Faculty IV Business, Design & Media

Bachelor
- Business Law (LLB)
- Business Management and Psychology (BA)
- Computer Science in Media (BSc)
- Games & Immersive Media (BA)
- International Business (BA)
- International Business Management (BA)
- International Engineering (BSc)
- Media Design (BA)
- Music Design (BMus)
(In partnership with the Trossingen University of Music)
- Online Media (BSc)

Master
- Computer Science in Media (MSc)
- Executive Master of International Business Management (MBA)
- Interactive Media Design (MA)
- International Business Management (MBA)
- International Management (MSc)

===Continuing Education===
The university has been active in academic continuing education since 1996. Initially it offered online courses in the fields of media, computer science and business under the so called service tele-akademie. Since 2010, it has expanded its range of courses to include attendance training and has bundled its continuing education activities in what is now called the HFU Academy.

The HFU Academy offers continuing education courses that enable further education after initial professional experience. The topics offered are based on the profile of the university and are assigned to the fields of computer science, engineering, business, digital media, health and other key qualifications. The variety of offered courses ranges from seminars and workshops lasting one or more days, online and blended learning to open courses or in-house training.

A special focus is also on services related to learning. Master's programmes open up new career perspectives and are designed as research or application-oriented postgraduate courses. They usually consist of three semesters and can be taken either directly after a first degree course or, after a certain amount of professional experience, as part-time studies while working.

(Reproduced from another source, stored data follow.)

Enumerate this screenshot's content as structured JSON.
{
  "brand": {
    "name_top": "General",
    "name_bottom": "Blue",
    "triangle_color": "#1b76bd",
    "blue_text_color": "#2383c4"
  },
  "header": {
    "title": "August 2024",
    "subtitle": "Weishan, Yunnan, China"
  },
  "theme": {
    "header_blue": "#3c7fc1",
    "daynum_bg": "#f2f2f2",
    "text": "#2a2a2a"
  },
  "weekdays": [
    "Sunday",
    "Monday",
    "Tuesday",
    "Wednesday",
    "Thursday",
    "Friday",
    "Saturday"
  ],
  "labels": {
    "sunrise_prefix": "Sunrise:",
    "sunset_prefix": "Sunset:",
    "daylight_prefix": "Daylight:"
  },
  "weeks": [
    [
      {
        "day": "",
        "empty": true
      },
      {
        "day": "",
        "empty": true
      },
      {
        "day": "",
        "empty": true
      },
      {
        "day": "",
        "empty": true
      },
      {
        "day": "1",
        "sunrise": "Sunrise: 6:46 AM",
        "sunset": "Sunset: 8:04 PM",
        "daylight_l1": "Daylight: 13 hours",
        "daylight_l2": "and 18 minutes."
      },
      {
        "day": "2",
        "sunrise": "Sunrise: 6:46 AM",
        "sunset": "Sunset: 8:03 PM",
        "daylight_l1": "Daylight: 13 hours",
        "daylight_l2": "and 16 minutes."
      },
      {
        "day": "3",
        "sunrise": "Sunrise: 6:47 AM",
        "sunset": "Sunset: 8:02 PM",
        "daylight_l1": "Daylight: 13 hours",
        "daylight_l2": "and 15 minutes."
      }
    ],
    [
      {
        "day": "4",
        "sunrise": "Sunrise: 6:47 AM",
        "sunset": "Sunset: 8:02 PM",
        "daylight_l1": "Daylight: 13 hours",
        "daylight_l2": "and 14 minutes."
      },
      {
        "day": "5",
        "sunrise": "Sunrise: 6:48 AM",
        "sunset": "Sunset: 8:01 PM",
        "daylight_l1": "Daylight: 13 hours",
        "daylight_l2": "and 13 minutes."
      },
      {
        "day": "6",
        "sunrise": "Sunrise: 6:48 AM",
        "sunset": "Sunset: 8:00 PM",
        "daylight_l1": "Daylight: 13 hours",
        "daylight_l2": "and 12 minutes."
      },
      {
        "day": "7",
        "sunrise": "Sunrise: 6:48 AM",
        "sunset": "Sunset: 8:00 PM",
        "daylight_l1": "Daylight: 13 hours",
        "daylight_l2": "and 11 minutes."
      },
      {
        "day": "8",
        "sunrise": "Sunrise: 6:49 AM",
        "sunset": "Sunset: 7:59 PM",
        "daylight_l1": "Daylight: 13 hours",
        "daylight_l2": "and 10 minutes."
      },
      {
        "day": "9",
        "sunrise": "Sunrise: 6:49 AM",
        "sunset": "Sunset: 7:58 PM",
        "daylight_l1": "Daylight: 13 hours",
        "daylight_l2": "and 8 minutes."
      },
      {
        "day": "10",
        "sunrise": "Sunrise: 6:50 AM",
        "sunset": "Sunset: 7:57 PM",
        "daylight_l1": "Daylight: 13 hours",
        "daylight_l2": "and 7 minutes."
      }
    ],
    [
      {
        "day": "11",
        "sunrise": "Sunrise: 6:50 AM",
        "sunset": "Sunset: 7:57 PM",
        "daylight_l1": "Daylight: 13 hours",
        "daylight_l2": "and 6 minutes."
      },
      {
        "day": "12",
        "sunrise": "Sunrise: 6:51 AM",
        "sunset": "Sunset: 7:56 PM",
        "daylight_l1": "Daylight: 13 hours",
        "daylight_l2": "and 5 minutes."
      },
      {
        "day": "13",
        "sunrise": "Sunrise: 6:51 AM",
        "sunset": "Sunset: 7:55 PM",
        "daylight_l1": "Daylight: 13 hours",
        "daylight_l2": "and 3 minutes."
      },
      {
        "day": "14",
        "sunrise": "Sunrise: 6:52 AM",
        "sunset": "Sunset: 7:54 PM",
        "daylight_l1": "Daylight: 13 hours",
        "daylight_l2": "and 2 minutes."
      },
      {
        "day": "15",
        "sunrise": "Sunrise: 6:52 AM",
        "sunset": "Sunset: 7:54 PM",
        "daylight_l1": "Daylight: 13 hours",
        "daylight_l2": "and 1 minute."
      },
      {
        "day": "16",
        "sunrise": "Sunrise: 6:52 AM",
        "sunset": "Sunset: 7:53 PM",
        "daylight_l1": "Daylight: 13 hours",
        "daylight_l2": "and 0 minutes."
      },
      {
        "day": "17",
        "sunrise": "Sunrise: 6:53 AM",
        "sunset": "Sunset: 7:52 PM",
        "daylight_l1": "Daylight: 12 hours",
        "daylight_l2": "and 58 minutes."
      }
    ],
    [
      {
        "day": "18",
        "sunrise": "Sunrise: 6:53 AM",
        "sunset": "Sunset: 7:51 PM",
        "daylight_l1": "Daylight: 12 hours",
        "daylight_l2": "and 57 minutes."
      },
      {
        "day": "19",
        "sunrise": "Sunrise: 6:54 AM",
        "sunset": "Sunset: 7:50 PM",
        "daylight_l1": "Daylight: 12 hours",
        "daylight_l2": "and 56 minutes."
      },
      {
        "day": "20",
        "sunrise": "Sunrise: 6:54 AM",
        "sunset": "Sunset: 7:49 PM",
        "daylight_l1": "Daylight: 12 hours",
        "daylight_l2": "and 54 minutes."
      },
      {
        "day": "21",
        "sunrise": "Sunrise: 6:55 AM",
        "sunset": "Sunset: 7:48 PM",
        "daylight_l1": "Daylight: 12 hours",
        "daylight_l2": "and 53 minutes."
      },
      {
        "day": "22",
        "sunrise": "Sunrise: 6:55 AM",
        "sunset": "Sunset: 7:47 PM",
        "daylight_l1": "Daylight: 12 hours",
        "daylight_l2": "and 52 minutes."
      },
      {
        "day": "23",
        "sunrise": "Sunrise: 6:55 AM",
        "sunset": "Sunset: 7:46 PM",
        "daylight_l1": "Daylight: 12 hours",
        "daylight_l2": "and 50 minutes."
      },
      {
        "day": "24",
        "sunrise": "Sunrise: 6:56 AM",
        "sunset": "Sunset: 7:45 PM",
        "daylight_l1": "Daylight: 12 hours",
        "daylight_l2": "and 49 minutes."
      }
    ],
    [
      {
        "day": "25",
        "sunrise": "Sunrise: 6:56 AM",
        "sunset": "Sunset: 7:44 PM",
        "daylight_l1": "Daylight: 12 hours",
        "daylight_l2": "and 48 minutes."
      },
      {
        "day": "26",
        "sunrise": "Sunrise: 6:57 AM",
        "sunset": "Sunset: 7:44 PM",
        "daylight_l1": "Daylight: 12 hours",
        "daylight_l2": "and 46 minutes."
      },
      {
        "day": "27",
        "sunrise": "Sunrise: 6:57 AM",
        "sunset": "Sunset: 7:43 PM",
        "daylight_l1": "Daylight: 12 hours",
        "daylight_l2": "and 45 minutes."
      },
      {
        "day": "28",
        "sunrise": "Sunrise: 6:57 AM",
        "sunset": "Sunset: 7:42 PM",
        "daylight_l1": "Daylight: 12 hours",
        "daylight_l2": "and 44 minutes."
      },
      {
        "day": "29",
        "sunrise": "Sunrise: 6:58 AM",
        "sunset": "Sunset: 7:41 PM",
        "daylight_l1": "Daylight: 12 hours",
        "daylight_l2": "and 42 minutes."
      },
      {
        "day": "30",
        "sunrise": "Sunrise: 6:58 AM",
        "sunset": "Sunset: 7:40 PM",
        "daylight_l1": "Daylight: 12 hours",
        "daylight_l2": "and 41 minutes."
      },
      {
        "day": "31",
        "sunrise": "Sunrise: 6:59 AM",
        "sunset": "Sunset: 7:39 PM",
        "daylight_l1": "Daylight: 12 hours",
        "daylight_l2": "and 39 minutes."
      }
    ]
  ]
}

===International Orientation===
Students have the opportunity to study at one of 140 partner universities worldwide. Stays abroad and internships are an integral part of studying at the HFU. Through numerous activities in international teams with exciting tasks and projects, students experience team spirit and improve their intercultural competence. In addition, many courses of study are held in small, multinational groups.

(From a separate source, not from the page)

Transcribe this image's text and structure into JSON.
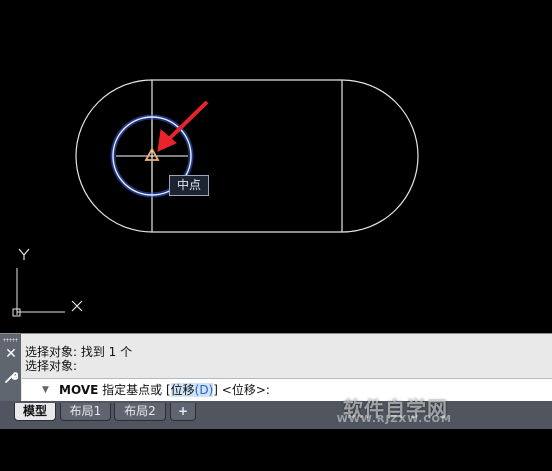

In winter of 2018, Furtwangen University and Lakehead University decided to enter into a far-reaching collaboration. For HFU, this is already the third partnership in Canada, which has already been established with the University of New Brunswick and the University of Prince Edward Island. Michael Lederer, the Vice-president for International Affairs and Continuing Education at HFU at the time, and Rüdiger Kukral of the Furtwangen Internship Placement Service (FIPS) signed the cooperation agreement; Lakehead President Moira McPherson visited Furtwangen in the summer of 2019.

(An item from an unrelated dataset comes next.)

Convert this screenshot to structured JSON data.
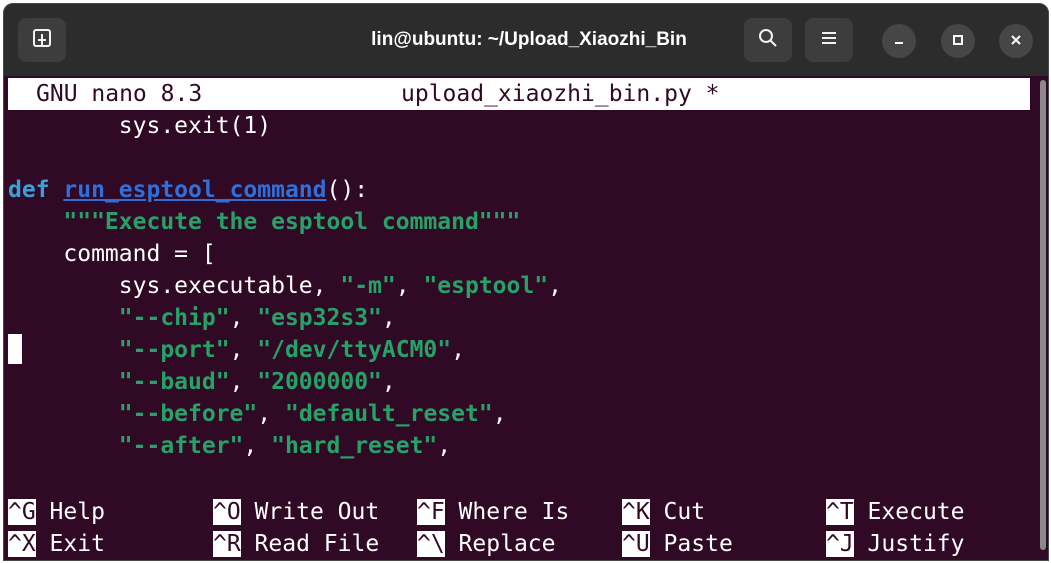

Furtwangen University is constantly expanding its range of bilingual degrees in order to optimally prepare students for their entry into the job market and give them the best opportunities. In addition to the subject content, students also acquire the European language level “C1” - by attending lectures in both languages, doing internships and semesters abroad or writing theses in the foreign language.

== Rankings ==
Furtwangen University consistently performs well in the university rankings of the Centrum für Hochschulentwicklung CHE and has been one of the top universities in Germany for many years. The degree programmes in Computer Science, Business, Business Information Systems, Business Administration and Engineering and Digital Media have received awards in the university rankings of CHE, Manager Magazin and Wirtschaftswoche.

Furtwangen University is the only university of applied sciences in Germany to be voted one of the TOP 15 German universities for international students by the Edarabia.com platform in 2021. HFU is listed in sixth place and praised for its combination of practical application and innovation as well as the outstanding quality of its degree programmes.